ChatGPTの会話画面で外部サービスを直接起動して操作可能な連携機能「Apps in ChatGPT」として提供。ChatGPTからfreee独自の専門家の知見データベースに継ぎ目なくアクセスできる。「@freee確定申告」と入力して確定申告に関して質問すると、freeeが蓄積した税理士の回答データベースから適切な答えを表示。回答者の氏名、所属を明らかにして情報の信頼度を高める。

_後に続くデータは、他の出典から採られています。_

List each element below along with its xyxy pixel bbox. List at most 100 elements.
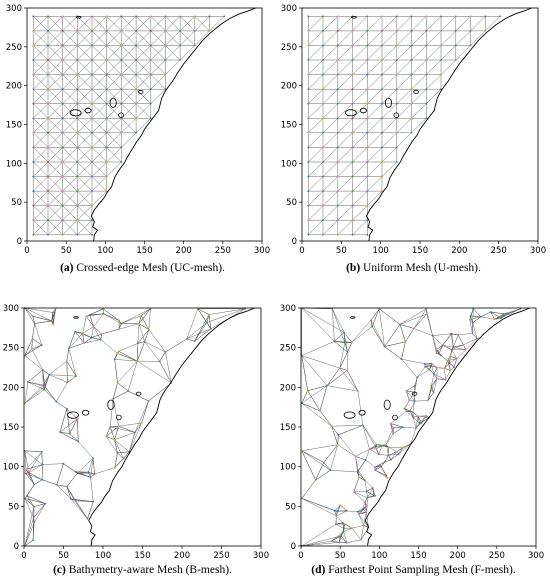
mesh-edge [209, 308, 246, 315]
mesh-node [307, 15, 310, 18]
mesh-edge [364, 479, 373, 489]
mesh-edge [390, 453, 399, 460]
mesh-node [356, 471, 359, 473]
mesh-node [351, 219, 354, 222]
mesh-node [24, 472, 27, 475]
mesh-edge [433, 378, 438, 393]
mesh-node [92, 457, 94, 460]
mesh-node [446, 359, 449, 362]
mesh-edge [194, 322, 208, 342]
y-tick-label: 100 [281, 159, 297, 169]
mesh-node [450, 348, 453, 351]
mesh-node [444, 378, 447, 381]
mesh-edge [301, 390, 308, 404]
island-outline [107, 399, 115, 411]
mesh-node [105, 88, 108, 91]
mesh-node [76, 417, 79, 420]
mesh-edge [322, 59, 338, 75]
y-tick-label: 50 [8, 502, 19, 512]
mesh-edge [362, 425, 376, 447]
mesh-node [366, 73, 369, 76]
mesh-edge [358, 477, 365, 481]
mesh-node [76, 59, 79, 61]
mesh-edge [406, 411, 414, 418]
mesh-node [366, 219, 369, 222]
mesh-node [351, 161, 354, 163]
mesh-edge [337, 176, 353, 192]
x-tick-label: 300 [253, 551, 269, 561]
mesh-edge [480, 316, 495, 320]
y-tick-label: 300 [281, 4, 297, 14]
mesh-edge [128, 432, 136, 452]
mesh-edge [465, 338, 478, 350]
mesh-node [479, 315, 482, 318]
mesh-node [336, 102, 339, 105]
x-tick-label: 100 [373, 246, 389, 256]
mesh-node [366, 204, 369, 207]
mesh-node [179, 30, 182, 32]
island-outline [385, 97, 393, 108]
mesh-node [366, 88, 369, 91]
mesh-edge [388, 453, 399, 456]
mesh-node [366, 131, 369, 134]
mesh-edge [343, 531, 348, 543]
mesh-node [456, 357, 458, 360]
mesh-edge [334, 332, 345, 342]
mesh-edge [83, 337, 92, 344]
mesh-node [25, 468, 27, 471]
x-tick-label: 250 [213, 551, 229, 561]
mesh-node [336, 44, 339, 47]
mesh-node [336, 219, 339, 222]
mesh-edge [112, 382, 118, 399]
island-outline [343, 411, 356, 419]
mesh-edge [323, 444, 338, 463]
mesh-node [179, 44, 182, 47]
mesh-node [61, 30, 64, 32]
x-tick-label: 0 [298, 551, 303, 561]
mesh-node [452, 346, 455, 348]
island-outline [344, 109, 357, 117]
mesh-edge [411, 30, 427, 46]
mesh-node [307, 204, 310, 207]
mesh-plot-c: 0 50 100 150 200 250 300 0 50 100 150 200 250 300 [3, 304, 269, 561]
mesh-edge [344, 342, 348, 353]
mesh-node [76, 233, 79, 236]
mesh-edge [351, 326, 373, 343]
mesh-node [89, 476, 92, 479]
mesh-node [91, 204, 93, 207]
mesh-edge [34, 320, 53, 324]
mesh-edge [301, 450, 331, 471]
mesh-node [343, 527, 345, 530]
mesh-edge [68, 331, 76, 349]
mesh-node [500, 317, 502, 319]
mesh-node [33, 522, 35, 524]
mesh-node [322, 204, 324, 207]
mesh-node [31, 337, 34, 340]
mesh-edge [445, 370, 451, 380]
mesh-node [343, 331, 345, 334]
mesh-edge [401, 341, 406, 360]
mesh-edge [414, 400, 428, 402]
mesh-edge [24, 506, 35, 547]
mesh-node [209, 327, 212, 330]
mesh-node [420, 422, 423, 424]
mesh-node [74, 470, 77, 473]
mesh-node [164, 15, 167, 18]
mesh-node [135, 102, 138, 105]
mesh-edge [77, 176, 93, 192]
mesh-node [127, 390, 129, 392]
mesh-node [149, 88, 152, 91]
mesh-edge [378, 454, 389, 456]
y-tick-label: 150 [280, 423, 296, 433]
mesh-edge [346, 510, 358, 512]
mesh-edge [62, 176, 78, 192]
mesh-node [120, 15, 123, 18]
mesh-node [336, 131, 339, 134]
mesh-node [364, 459, 367, 461]
caption-c: (c) Bathymetry-aware Mesh (B-mesh). [0, 564, 285, 576]
mesh-node [424, 365, 426, 368]
mesh-edge [363, 512, 367, 526]
mesh-node [140, 314, 143, 317]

「これは経費になるか」など確定申告で悩んだ際、AIの推測ではなく実在の専門家の知見が得られ、ユーザーは自信を持って判断できる。従来のAIでは「確かな根拠を知りたい」という思いに対応できないことがあったが、freee確定申告のアプリで情報の不透明さと相談の壁を取り払う。回答データはfreeeが展開する相談サービス「税理士相談Q&A」の実際の相談例がベース。